ちぐはぐ遠距離恋愛
「もしもし、葵先輩?」
《もしもし真白ちゃん?》
聞こえてきた声は、
男だった。
「な…んで、高杉先輩が……っ」
《ごめん。今アオから電話か『あたしは貸してないっ!こらコウ!返しなさい!!!』》
先輩の声の後ろで葵先輩の怒鳴り声が聞こえた。
どうやら高杉先輩は、葵先輩の携帯電話を奪って勝手にあたしに電話してきたらしい。
《あのさ、真白ちゃん…》
「はい」
《あの時、
『コウ!真白ちゃんを困らせないでよ!!』
あんなこと言ってごめん…》
「あたしの方こそ…すいません」
《真白ちゃんは悪いことしてないよ。だけど、お詫びも兼ねて…一回だけ会えないかな》
「え……っ」
《あっ!待てアオ…っ
『もしもし真白ちゃん?コウの言うこと断っていいからね?気にしないでフッちゃいな!
コウもそれ覚悟してるんだから』》
葵先輩は優しく言ってくれた。
あたしは『もしもし』と受話器に話し掛けた。
思いは、決まっている。
先輩は、すこしだけど、あたしを励まして…笑わせてくれたから。
《あ、もしもし》
「高杉先輩」
《ん?》
「会います。
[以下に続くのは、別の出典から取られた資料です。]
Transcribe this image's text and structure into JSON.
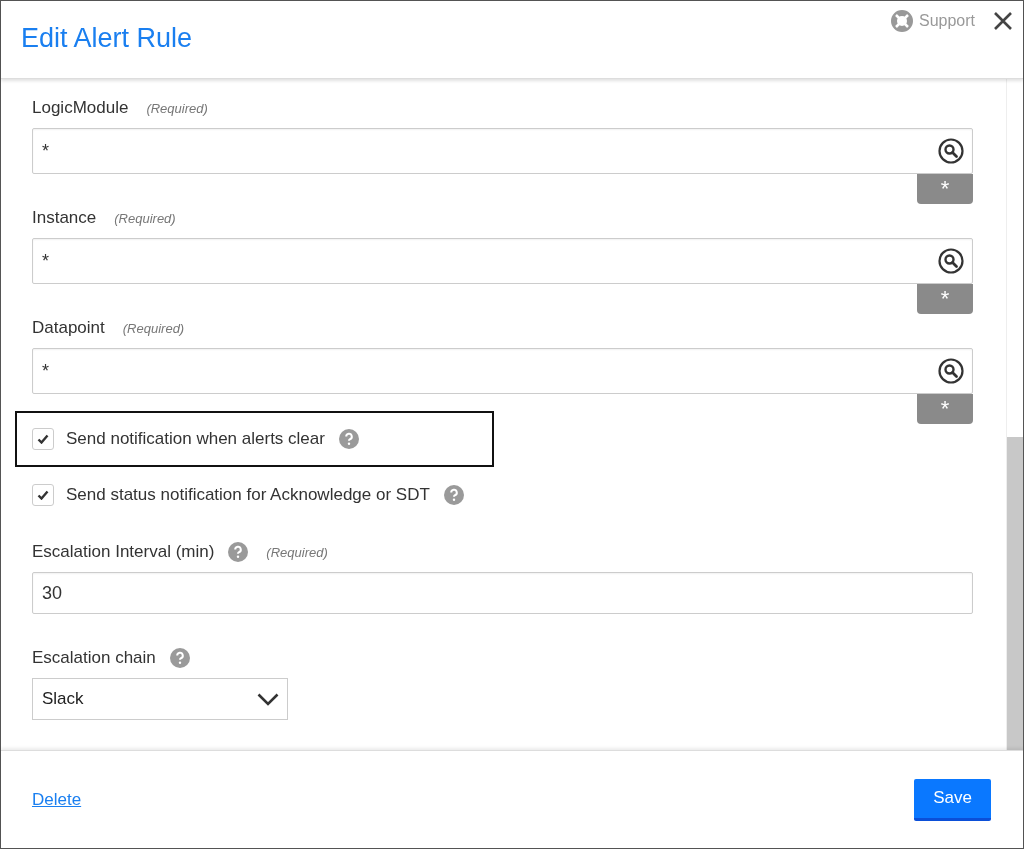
{
  "window": {
    "title": "Edit Alert Rule",
    "support": "Support"
  },
  "fields": [
    {
      "kind": "lookup",
      "label": "LogicModule",
      "note": "(Required)",
      "value": "*",
      "tag": "*"
    },
    {
      "kind": "lookup",
      "label": "Instance",
      "note": "(Required)",
      "value": "*",
      "tag": "*"
    },
    {
      "kind": "lookup",
      "label": "Datapoint",
      "note": "(Required)",
      "value": "*",
      "tag": "*"
    },
    {
      "kind": "checkbox",
      "label": "Send notification when alerts clear",
      "checked": true,
      "help": true,
      "highlighted": true
    },
    {
      "kind": "checkbox",
      "label": "Send status notification for Acknowledge or SDT",
      "checked": true,
      "help": true,
      "highlighted": false
    },
    {
      "kind": "text",
      "label": "Escalation Interval (min)",
      "help": true,
      "note": "(Required)",
      "value": "30"
    },
    {
      "kind": "select",
      "label": "Escalation chain",
      "help": true,
      "value": "Slack"
    }
  ],
  "footer": {
    "delete": "Delete",
    "save": "Save"
  }
}
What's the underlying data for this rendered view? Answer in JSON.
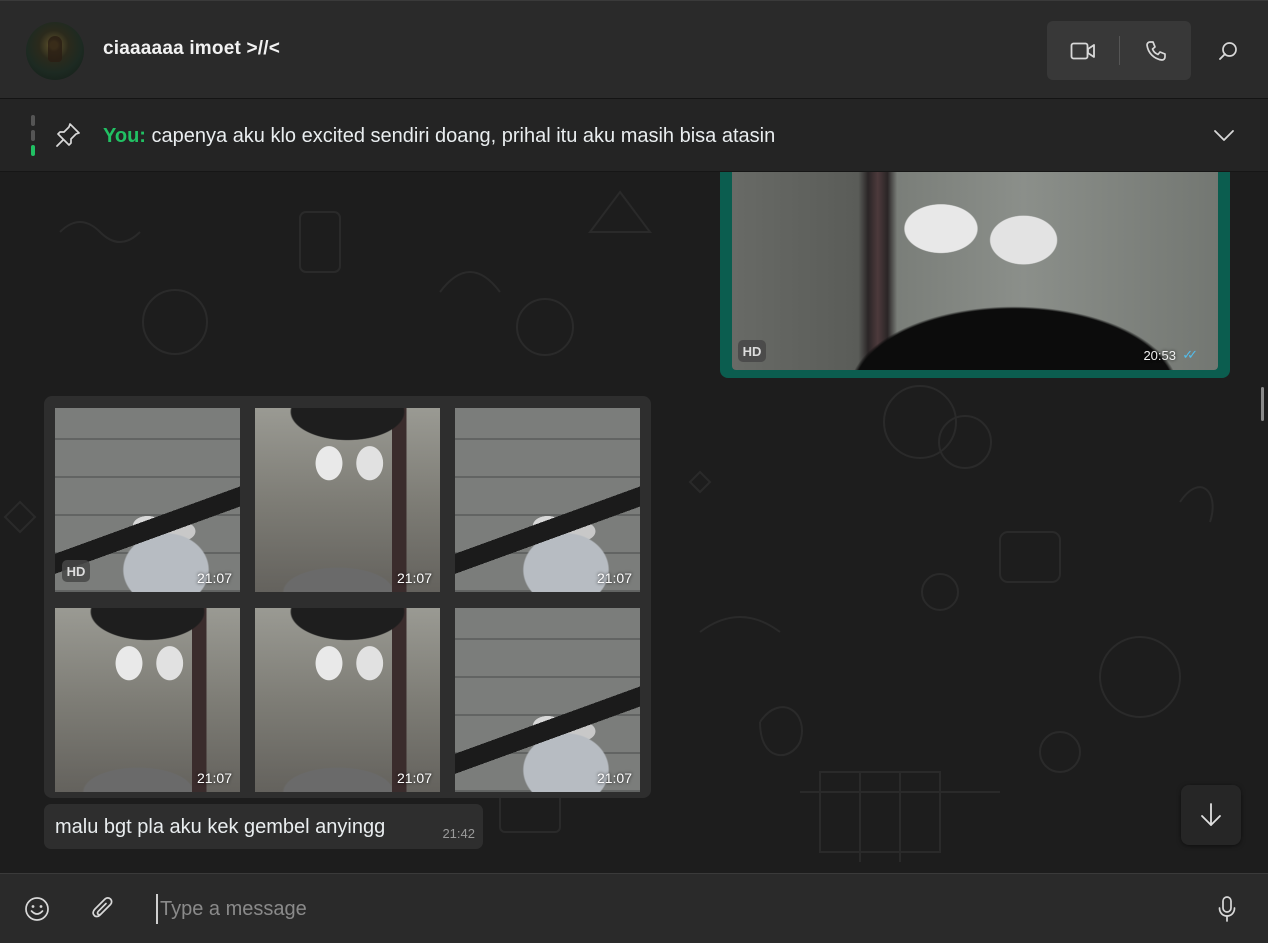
{
  "header": {
    "contact_name": "ciaaaaaa imoet >//<",
    "icons": {
      "video": "video-call-icon",
      "voice": "voice-call-icon",
      "search": "search-icon"
    }
  },
  "pinned": {
    "sender": "You:",
    "text": "capenya aku klo excited sendiri doang, prihal itu aku masih bisa atasin",
    "icons": {
      "pin": "pin-icon",
      "expand": "chevron-down-icon"
    }
  },
  "messages": {
    "outgoing_image": {
      "badge": "HD",
      "time": "20:53",
      "status": "read"
    },
    "image_grid": [
      {
        "time": "21:07",
        "badge": "HD"
      },
      {
        "time": "21:07"
      },
      {
        "time": "21:07"
      },
      {
        "time": "21:07"
      },
      {
        "time": "21:07"
      },
      {
        "time": "21:07"
      }
    ],
    "text_message": {
      "text": "malu bgt pla aku kek gembel anyingg",
      "time": "21:42"
    }
  },
  "composer": {
    "placeholder": "Type a message",
    "icons": {
      "emoji": "emoji-icon",
      "attach": "paperclip-icon",
      "mic": "microphone-icon"
    }
  },
  "colors": {
    "accent": "#21c063",
    "outgoing_bubble": "#0b5d4f",
    "read_ticks": "#53bdeb"
  }
}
あたしも、ちゃんと言いたいことがあるから」
告白が、
どれだけ勇気のいるものだか。
あたしは知っている。
顔を真っ赤にして、真剣な顔つきで必死になって…
あたしを好きになってくれた高杉先輩。
その思いは無駄にできない。
あたしは、ちゃんと自分の言葉でお返しする。
そう決めた。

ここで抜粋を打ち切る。